I do think the GM has a large responsibility in the system they run, campaign they choose, and in which setting. As a player, I have respect for that and do my best to be engaged and enthusiastic. If I cant muster it, I will respectfully bow out. With the internets now I can be more choosey than ever. Thats not a knock on anybody else, because as I said, there really is no general idea of how this responsibility should be shared, if at all.
 

overgeeked

B/X Known World
your world that you built for your own self-gratification.
Huh. I think you've got the wrong end of that. The referee builds the world to be explored by the players. Not for their own self-gratification. You as a player made that character because you thought it would be fun to play with. I as a referee made this world because I thought it would be fun to play with. Neither of us can play without the other. I come to the table with a world, you come to the table with a character, we put them together and play pretend with some dice and see what happens. I build worlds to be explored, destroyed, and/or built up by the players. That's literally their function. The world isn't for me, it's for the players.
 

Lanefan

Victoria Rules
As we all know, logs can't be edited or changed. 😜
True, and occasionally I do edit the logs long after the fact to note or highlight the relevance of details then to things only learned of later, or to fix typos (I cave like typeman) and-or clarify wording. Nothing ever gets deleted, though, or materially changed unless it was intentionally put in wrong to begin with in order to preserve a secret at the time.
 

payn

I don't believe in the no-win scenario
But what are we interested in discovering when we play? I may not be as interested in discovering the world you lavished over as I am in discovering my character. I may very well be discovering my character in the process of adding details to the world as a player even if I am not discovering your world that you built for your own self-gratification.
Girl Why Dont We Have Both GIF
 


payn

I don't believe in the no-win scenario
Did you homebrew a different world where this actually happens?

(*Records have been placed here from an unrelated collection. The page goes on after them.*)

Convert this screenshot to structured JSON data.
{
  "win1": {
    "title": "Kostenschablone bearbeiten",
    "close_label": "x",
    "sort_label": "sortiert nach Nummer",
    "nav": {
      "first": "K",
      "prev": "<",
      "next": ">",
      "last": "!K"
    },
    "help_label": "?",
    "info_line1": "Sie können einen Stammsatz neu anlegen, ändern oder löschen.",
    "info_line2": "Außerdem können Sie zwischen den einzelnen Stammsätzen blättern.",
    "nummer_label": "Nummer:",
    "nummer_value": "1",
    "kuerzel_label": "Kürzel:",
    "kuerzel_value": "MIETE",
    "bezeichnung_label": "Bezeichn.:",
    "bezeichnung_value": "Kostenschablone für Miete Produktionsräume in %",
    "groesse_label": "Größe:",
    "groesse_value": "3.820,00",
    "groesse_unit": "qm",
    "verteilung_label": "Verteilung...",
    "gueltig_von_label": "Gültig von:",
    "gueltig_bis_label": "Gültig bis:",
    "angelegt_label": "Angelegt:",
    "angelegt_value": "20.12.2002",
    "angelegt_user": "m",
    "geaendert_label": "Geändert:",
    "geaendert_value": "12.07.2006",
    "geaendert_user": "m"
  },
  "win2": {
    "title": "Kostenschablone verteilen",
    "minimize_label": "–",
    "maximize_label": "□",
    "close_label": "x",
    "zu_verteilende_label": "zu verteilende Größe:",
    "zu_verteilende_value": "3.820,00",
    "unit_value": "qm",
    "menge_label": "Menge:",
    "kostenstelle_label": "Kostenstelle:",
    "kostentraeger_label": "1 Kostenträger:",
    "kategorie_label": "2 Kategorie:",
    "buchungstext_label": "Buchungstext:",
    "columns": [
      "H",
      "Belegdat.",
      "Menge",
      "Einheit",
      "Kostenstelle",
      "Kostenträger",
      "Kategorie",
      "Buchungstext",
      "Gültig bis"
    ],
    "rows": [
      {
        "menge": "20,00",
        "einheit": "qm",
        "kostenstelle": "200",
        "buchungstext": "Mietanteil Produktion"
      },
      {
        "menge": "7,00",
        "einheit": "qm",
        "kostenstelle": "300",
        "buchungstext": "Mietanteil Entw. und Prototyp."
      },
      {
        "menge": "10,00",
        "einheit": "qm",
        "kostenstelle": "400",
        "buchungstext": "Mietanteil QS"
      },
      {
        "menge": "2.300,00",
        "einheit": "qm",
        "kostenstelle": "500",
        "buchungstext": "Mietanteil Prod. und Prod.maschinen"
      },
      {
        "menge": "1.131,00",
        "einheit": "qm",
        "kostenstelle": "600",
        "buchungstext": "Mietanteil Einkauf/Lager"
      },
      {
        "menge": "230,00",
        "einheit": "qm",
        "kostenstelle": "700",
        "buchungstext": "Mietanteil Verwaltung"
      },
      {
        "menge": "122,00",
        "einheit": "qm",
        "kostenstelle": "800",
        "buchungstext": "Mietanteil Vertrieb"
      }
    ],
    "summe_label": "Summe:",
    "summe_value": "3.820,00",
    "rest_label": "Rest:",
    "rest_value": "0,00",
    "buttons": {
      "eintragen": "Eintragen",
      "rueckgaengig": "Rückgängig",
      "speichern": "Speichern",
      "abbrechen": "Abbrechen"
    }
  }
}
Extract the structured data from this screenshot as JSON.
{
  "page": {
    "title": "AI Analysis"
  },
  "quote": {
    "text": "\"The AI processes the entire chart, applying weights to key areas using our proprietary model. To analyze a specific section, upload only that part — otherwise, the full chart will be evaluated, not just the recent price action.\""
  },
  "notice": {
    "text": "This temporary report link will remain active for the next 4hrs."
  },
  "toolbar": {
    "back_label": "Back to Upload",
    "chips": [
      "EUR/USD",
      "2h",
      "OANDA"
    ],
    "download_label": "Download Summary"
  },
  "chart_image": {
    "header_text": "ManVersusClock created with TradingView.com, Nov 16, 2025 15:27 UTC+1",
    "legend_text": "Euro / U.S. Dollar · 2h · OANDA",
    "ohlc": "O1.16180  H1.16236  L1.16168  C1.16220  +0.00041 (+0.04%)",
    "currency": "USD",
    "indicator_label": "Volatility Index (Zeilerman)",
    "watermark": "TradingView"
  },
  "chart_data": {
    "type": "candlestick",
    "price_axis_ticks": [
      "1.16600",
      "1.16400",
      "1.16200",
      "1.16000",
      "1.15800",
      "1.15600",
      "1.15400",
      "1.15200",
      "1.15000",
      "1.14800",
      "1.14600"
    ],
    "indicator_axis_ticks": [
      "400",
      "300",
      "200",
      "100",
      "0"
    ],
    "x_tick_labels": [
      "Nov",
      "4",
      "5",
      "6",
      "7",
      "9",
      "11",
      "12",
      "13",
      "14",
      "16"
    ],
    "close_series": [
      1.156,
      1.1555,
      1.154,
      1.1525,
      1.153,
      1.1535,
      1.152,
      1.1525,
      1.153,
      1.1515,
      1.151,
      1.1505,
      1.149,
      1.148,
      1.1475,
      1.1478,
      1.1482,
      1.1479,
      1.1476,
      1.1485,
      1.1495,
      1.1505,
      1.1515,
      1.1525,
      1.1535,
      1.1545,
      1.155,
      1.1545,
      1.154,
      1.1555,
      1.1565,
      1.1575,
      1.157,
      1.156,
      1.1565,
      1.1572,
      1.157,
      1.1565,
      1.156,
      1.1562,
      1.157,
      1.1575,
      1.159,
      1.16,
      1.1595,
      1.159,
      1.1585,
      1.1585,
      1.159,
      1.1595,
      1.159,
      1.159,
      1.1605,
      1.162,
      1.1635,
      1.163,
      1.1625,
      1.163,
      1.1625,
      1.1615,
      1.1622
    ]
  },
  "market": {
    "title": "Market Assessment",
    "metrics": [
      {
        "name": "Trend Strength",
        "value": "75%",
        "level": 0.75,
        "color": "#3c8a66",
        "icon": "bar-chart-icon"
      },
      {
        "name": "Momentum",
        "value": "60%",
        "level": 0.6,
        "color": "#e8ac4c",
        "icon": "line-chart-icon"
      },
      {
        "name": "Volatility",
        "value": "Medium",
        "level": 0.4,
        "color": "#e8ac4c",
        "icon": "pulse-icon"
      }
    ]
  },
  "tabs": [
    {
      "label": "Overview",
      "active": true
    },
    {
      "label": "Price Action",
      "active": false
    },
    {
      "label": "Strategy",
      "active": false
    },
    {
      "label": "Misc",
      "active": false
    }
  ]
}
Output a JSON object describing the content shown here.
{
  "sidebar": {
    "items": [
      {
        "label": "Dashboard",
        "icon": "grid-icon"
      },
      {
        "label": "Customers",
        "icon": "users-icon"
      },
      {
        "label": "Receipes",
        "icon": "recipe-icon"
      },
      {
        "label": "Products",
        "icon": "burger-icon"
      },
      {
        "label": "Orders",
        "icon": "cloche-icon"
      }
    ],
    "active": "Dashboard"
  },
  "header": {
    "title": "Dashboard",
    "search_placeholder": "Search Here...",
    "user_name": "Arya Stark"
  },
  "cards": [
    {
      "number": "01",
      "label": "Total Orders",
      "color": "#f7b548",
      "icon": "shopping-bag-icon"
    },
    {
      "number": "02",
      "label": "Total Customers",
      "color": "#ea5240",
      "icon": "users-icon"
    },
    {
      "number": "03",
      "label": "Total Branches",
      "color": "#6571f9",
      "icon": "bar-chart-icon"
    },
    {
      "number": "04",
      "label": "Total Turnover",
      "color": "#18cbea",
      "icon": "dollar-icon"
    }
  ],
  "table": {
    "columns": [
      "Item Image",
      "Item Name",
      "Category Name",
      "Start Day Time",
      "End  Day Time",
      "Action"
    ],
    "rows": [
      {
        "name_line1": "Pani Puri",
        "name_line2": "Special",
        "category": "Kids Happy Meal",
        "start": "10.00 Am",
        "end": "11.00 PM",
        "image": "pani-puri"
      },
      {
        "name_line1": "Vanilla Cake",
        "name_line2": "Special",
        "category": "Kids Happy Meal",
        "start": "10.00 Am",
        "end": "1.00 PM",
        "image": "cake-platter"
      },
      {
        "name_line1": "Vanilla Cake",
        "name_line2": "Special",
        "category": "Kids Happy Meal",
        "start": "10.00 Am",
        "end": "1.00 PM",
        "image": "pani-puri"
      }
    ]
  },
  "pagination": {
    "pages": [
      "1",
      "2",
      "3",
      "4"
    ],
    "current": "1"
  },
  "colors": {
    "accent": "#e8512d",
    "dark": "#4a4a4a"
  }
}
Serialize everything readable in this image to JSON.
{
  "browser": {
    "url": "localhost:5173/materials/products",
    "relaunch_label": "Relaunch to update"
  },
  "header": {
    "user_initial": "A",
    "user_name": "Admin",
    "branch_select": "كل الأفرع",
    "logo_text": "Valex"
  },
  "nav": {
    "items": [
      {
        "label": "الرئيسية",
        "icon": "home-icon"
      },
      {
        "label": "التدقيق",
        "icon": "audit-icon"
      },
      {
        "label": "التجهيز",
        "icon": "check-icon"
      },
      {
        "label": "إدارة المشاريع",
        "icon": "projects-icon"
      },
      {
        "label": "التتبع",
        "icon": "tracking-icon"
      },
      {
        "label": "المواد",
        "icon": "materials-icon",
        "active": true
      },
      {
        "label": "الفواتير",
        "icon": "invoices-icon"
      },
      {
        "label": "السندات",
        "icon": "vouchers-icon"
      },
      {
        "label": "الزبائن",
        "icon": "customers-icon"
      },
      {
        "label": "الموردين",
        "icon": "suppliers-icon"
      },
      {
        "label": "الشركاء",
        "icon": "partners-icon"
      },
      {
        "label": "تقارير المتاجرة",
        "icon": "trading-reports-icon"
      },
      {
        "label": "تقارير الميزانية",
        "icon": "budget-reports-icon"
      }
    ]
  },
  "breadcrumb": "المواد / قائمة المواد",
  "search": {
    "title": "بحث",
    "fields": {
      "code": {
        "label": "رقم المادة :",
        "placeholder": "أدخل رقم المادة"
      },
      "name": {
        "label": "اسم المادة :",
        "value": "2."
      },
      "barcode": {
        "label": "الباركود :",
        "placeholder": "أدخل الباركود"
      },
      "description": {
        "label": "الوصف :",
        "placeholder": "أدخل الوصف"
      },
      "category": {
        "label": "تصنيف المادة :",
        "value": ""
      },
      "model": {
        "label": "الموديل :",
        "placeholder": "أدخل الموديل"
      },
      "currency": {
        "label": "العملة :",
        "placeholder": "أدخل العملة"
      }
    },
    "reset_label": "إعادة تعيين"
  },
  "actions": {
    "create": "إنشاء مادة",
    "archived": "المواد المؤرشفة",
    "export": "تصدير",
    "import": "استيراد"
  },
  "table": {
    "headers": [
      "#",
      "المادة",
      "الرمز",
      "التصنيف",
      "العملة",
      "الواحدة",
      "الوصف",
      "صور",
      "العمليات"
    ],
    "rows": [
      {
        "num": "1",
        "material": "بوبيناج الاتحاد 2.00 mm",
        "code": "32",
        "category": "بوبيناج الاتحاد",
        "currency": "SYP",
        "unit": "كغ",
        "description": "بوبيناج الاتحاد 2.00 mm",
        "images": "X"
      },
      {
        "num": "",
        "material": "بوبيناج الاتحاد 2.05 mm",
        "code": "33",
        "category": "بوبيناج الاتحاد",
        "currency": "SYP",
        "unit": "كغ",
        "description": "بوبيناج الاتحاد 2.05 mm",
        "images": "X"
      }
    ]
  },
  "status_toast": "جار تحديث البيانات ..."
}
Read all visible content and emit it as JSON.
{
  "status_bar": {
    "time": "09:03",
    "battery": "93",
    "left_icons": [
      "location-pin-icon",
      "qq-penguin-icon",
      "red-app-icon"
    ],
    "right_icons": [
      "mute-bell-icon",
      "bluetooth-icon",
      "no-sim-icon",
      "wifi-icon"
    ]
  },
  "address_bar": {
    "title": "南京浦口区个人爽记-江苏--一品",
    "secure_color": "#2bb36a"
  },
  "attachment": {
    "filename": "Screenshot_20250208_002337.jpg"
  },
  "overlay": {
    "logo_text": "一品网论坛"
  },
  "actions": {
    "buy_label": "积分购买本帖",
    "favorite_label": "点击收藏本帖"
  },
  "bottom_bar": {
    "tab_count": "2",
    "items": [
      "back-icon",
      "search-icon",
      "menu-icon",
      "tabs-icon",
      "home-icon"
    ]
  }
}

We can, but my point is that players adding details to the world doesn't preclude any form of discovery.
Ah, I'm missing a little context. I'm guessing a little onetruewayism going on?
 

overgeeked

B/X Known World
Did you homebrew a different world where this actually happens?
I've home brewed several worlds. That the players explored, destroyed, and/or built up.
We can, but my point is that players adding details to the world doesn't preclude any form of discovery.
By definition it does. You cannot discover something you already know is there.
 

Aldarc

Legend
I've home brewed several worlds. That the players explored, destroyed, and/or built up.
Oh, I was asking if you homebrewed a world where GMs aren't homebrewing for their own self-gratification.

By definition it does. You cannot discover something you already know is there.
You are still talking about this solely in terms of discovering the world. My point is that even if I add details to the world as a player, I may be discovering something about my character in the process. Discovery in the game is not limited to discovery of the world.
 

Xamnam

Loves Your Favorite Game
Oh, I was asking if you homebrewed a world where GMs aren't homebrewing for their own self-gratification.
I'm not going to pretend there is no self-gratification the original building process, but it is also explicitly built for the gratification of the players, both in providing them discovery of the sort of things that they enjoy discovering, and to pointedly provide circumstances, scenarios, and opportunities for the players to explore their characters, especially the facets that are added in the course of play. If it is only full of things that I alone enjoy, I haven't done my job.